Betsy cackled.

  “Sketchy! I love that. You’re talking to a bird in an airport Marriott.”

  Betsy had a point. Quentin badly wanted to get Plum alone and ask her why she was doing this and what she knew about it and if she was all right. He was worried about her, and what’s more he needed an ally, and she was the likeliest candidate. Betsy picked up the phone and began whispering confidingly to room service.

  “You’re sure we don’t need more people,” he said. “What about a psychic? A healer?”

  “I am sure.”

  “When do you expect this all to happen?” Pushkar asked. “How soon?” Of them all he looked the least like a master thief. He didn’t look like a magician at all. Maybe it was camouflage; he certainly seemed to be the most comfortable with the whole situation.

  “We don’t know,” Lionel said.

  “Yes, but weeks? Months? I must notify my family.” He was also the only one of them wearing a wedding ring.

  “I am not living in Newark Airport Marriott for months.” Betsy broke off her phone conversation. “FYI. Or weeks. Or one week singular. The only natural fibers in my room are the hairs in the bathtub.”

  “We’ll tell you as soon as we know.”

  “So to recap,” Quentin said. “Two bad people—known killers who are, with respect, much scarier than we are—have a suitcase somewhere on the eastern seaboard, precise location unknown, contents unknown, under an incorporate bond. And we are going to take it away from them.”

  “We have the numbers,” the bird said. “And the element of surprise.”

  “If this works I for one will be very surprised,” Pushkar said cheerfully. “Is there something you’re not telling us?”

  “What about that incorporate bond?” Plum said. “How are we going to break it? What with that being impossible and all.”

  “We will have to do the impossible,” the bird said, “which is why I hired magicians and not accountants. I mentioned resources earlier. We will discuss each of your needs individually.”

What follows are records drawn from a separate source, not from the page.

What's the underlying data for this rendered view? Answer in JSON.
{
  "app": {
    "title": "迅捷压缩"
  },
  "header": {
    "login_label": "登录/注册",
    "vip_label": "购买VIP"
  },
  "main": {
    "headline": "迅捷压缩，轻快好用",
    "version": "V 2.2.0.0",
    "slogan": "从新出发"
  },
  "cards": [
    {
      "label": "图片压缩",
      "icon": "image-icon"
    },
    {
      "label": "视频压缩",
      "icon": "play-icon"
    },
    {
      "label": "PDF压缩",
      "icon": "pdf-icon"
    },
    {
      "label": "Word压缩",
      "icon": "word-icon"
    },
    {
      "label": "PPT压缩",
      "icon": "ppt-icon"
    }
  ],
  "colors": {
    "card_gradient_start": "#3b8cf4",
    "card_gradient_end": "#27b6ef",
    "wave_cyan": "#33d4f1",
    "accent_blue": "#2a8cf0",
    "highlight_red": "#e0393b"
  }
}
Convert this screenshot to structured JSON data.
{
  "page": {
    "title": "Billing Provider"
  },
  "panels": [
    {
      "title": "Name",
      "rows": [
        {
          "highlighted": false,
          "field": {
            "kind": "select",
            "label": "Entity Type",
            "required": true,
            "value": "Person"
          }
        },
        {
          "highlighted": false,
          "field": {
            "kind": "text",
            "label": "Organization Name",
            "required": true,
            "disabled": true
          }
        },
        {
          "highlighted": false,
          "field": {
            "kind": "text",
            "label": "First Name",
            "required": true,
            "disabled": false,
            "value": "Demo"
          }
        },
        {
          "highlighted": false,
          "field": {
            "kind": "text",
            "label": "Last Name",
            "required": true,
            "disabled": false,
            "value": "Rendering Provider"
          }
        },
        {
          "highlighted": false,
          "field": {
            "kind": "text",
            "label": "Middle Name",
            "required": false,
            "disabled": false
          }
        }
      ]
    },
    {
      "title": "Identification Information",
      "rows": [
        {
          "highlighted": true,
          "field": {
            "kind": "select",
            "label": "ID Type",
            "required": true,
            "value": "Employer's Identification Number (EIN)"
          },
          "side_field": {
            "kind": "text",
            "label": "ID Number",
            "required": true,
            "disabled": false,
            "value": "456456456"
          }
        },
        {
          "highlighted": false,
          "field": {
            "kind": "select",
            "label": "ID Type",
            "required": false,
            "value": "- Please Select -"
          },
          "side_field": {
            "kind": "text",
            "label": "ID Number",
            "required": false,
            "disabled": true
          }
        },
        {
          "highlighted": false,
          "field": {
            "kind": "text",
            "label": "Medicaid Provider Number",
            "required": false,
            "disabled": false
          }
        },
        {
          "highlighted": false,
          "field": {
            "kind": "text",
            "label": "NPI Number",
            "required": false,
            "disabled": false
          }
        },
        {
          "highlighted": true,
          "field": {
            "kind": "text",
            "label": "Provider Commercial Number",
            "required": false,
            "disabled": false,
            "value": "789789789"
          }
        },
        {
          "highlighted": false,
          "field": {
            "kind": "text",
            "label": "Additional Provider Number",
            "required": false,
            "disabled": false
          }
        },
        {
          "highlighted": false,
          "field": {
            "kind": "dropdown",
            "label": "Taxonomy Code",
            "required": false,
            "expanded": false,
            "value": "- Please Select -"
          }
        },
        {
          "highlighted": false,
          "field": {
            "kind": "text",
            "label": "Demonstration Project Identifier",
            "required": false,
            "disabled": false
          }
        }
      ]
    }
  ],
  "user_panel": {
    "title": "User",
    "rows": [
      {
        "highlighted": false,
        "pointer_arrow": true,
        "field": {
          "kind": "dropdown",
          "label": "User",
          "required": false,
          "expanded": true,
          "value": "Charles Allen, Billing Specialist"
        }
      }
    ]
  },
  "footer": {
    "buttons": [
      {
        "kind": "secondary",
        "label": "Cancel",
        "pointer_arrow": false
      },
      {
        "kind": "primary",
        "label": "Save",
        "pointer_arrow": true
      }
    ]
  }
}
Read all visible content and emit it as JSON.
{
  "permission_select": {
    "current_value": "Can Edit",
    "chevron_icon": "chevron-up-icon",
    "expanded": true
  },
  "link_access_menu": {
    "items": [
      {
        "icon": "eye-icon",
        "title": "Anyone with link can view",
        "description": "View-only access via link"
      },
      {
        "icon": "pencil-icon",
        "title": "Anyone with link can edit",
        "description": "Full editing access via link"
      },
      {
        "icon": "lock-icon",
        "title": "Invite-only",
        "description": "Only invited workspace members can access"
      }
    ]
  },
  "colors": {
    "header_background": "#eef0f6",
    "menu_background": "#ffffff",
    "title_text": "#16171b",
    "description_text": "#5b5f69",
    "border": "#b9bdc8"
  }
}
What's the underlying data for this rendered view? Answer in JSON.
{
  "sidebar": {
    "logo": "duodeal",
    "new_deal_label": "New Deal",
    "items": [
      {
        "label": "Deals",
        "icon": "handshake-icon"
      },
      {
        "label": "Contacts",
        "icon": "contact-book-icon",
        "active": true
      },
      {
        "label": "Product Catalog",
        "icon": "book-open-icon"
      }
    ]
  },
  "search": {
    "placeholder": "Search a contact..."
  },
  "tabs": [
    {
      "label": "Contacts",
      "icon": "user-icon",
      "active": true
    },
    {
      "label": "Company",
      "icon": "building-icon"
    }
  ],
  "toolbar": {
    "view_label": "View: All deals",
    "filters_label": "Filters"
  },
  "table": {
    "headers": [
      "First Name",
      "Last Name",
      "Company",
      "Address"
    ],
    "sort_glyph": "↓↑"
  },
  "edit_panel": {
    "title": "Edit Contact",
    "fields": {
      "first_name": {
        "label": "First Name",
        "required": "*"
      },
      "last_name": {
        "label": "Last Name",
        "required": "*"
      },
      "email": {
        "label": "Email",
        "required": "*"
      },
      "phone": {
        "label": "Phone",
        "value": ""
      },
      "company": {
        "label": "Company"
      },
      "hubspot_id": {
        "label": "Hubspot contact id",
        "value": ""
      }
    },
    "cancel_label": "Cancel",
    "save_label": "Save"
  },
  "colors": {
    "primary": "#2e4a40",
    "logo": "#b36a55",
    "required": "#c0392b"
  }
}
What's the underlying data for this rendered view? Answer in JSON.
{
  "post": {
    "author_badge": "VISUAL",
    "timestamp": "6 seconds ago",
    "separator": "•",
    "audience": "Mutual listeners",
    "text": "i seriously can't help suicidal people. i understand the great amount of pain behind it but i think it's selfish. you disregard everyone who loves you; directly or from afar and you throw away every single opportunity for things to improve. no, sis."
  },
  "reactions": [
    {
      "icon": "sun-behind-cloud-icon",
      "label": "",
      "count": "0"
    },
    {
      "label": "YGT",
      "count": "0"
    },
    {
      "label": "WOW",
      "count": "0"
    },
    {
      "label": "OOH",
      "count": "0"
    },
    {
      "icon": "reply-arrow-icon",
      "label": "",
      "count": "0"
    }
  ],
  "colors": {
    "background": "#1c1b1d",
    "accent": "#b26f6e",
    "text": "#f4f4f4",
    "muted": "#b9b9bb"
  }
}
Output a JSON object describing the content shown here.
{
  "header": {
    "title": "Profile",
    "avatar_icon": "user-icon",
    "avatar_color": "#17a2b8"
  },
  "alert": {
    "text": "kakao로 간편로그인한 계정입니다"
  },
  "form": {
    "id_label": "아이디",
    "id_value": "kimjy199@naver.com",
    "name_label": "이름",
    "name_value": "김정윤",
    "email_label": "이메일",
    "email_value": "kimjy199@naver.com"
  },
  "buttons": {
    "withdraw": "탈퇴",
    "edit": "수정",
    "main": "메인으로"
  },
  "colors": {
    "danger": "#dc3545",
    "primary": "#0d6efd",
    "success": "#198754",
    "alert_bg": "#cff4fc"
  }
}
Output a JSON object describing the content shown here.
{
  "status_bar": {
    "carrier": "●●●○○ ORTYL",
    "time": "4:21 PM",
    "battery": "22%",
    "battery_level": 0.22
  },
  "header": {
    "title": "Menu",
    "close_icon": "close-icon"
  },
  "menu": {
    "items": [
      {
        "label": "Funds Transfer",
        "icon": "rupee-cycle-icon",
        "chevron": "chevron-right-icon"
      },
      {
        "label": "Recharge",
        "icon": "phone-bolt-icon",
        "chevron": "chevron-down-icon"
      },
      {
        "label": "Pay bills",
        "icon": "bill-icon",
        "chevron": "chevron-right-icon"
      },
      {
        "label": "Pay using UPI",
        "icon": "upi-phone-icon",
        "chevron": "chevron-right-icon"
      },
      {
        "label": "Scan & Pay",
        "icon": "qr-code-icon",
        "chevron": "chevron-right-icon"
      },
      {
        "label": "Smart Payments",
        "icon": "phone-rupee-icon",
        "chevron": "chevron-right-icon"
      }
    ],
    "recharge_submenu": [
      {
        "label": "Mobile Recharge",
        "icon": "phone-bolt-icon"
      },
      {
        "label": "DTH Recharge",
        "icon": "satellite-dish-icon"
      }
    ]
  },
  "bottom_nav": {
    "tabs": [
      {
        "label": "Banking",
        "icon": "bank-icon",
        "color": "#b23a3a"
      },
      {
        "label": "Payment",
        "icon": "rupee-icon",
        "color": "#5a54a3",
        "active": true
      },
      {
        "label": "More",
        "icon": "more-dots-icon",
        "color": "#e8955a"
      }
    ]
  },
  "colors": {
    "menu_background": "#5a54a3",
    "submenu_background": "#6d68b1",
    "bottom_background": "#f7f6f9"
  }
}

  The meeting gradually disintegrated. Quentin stood up. They could talk about his needs later, whatever they were. For now he needed some air, and some food, and maybe a drink to celebrate the beginning of his new life of crime. Something soft brushed his ear and prickled his shoulder, and he had to resist the instinctive urge to slap at it. It was the bird.

  “Christ!” he said. “Don’t do that.”

  Maybe you got used to it. Julia had.

  “Do you know why I asked you here?” it whispered, putting its beak right up against his ear.

  “I could make a pretty good guess.”

  “It is not for your skill at mending.”

  “That wasn’t going to be my guess.”

  The bird flew off again, back to Lionel’s shoulder, which Quentin now noticed was worn and stained with use.

  —

  Plum agreed to meet him in the hotel bar.

  The lights were too bright, and there were too many TVs, but it was a bar, and that was another place, like bookstores, where Quentin felt at home. Drinks were a lot like books, really: it didn’t matter where you were, the contents of a vodka tonic were always more or less the same, and you could count on them to take you away to somewhere better or at least make your present arrangements seem more manageable. The other patrons appeared to be business travelers and tourists who’d been stranded by canceled flights; looking around Quentin was pretty sure there was not one single person in the bar who was actually there by choice.

  It was no time for half measures. He took a seat next to Plum and ordered a gin martini, dry, with a twist.

  “I thought you were a wine person,” Plum said. She’d ordered mineral water.

  “Lately I’ve had to up my dosage. I thought you were a wine person.”

  “I’m thinking right now I’d better try to keep my wits about me.”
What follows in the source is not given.